Bu yazımda size kapıları turizme açılmamış Kahramanmaraş’ın tarihi ve doğal güzelliklerinden mırıldanacağım.

Maalesef daha çok güzel yeşil alan, doğal güzellik ve Göller, göletler, şelaleler ve bilmediğimiz ayağımızın dibinde…

Bir yerleşim biriminin olmazsa olmazları arasında olan doğal, tarihsel ve kültürel değerler yörenin geçmişiyle doğrudan ilgili olduğu gibi geleceğiyle de ilgilidir.

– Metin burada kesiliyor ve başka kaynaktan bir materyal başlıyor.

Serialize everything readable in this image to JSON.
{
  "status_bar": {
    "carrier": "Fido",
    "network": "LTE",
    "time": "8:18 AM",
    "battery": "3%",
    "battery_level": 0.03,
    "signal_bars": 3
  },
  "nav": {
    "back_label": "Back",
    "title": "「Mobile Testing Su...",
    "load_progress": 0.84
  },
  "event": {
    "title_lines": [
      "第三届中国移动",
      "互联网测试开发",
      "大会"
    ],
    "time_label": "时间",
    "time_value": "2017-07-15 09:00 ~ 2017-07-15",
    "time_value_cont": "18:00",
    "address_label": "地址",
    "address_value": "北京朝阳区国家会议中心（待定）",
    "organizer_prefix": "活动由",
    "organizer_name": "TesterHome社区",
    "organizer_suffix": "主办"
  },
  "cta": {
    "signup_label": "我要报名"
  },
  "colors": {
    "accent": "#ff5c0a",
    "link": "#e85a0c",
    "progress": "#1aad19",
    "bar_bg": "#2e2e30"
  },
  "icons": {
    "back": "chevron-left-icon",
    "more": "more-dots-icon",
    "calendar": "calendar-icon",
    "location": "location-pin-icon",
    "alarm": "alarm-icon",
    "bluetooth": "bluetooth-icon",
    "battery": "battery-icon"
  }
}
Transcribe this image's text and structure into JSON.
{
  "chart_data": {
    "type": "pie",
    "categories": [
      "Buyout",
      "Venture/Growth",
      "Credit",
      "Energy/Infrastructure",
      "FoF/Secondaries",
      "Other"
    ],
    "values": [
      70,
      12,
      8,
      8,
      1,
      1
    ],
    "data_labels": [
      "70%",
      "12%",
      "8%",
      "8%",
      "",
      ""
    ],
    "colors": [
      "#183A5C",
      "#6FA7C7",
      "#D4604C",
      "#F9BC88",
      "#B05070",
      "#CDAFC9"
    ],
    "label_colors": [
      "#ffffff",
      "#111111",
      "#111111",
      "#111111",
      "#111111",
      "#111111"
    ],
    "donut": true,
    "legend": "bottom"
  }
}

Kentsel anlamda “bilinirlik”, “tanınırlık” ve “kentsel kimlik” adı geçen değerlere verilen önemle doğru orantılı olup; önemli olmanın adımları “saptamak”, “belgelemek”, “korumak”, “işlev kazandırmak” ve “gelecek kuşaklara aktarmak” eylemleriyle kurulan tümcelerdir.

Özcesi kültür mirası, laklakiyat yaparak değil; işin, oluşun, eylemin öznesi olmakla korunur.

Maalesef yöremizin doğal, tarihsel ve kültürel değerlerini envanter formatında…

Kaleme aldığım bu yazımda saklı cennetin değerlerimize sahip çıkamadığımızı ifade etmek istiyorum.

Maalesef her zaman Gaziantep’i örnekleriz.

Zeugma bizim Germenica’yı fazlası ile aştı.

Germenica 8-10 evin altına gömülü ama çalışmalar ne durumda belirsiz.

Bu sadece örnek, hiç gittiniz mi? Ali kayası, Başkonuş, Yavşan, Uludaz, Sersem, Yeşilgöz, Ilıca, Bertiz…

Bunlar bilindik yerler ama maalesef gitmeyen adını çok duyan nerede olduğunu bilmeyen Kahramanmaraşlı var.

Yolda sohbete tutuştuğum adam diyorum, başkonuş’a gidelim o nerede ismini çok duydum ama gitmedim, Savruk şelalesini diyorum yok.

Onikişubat, Dulkadiroğlu’nu, Dulkadiroğlu Onikişubat’a gitmemiş.

Hatta aynı ilçe içerisinde olan bile bilmiyor.

Biz ise Hapis, galgamış, Yeşilgöz, Savruk Mağrası ve sayamadığım çok alan, ama turizm’e açılmış olsa bile tanıtıma açılmamış, turist çekilmemiş alanlar…

Maalesef elin Anteplileri adım adım Kahramanmaraş’ı bilirken iç turizm’de de dış turizm gibi geride kalmışız.

Biz Büyükşehiriz ama küçük düşüncelere sahibiz.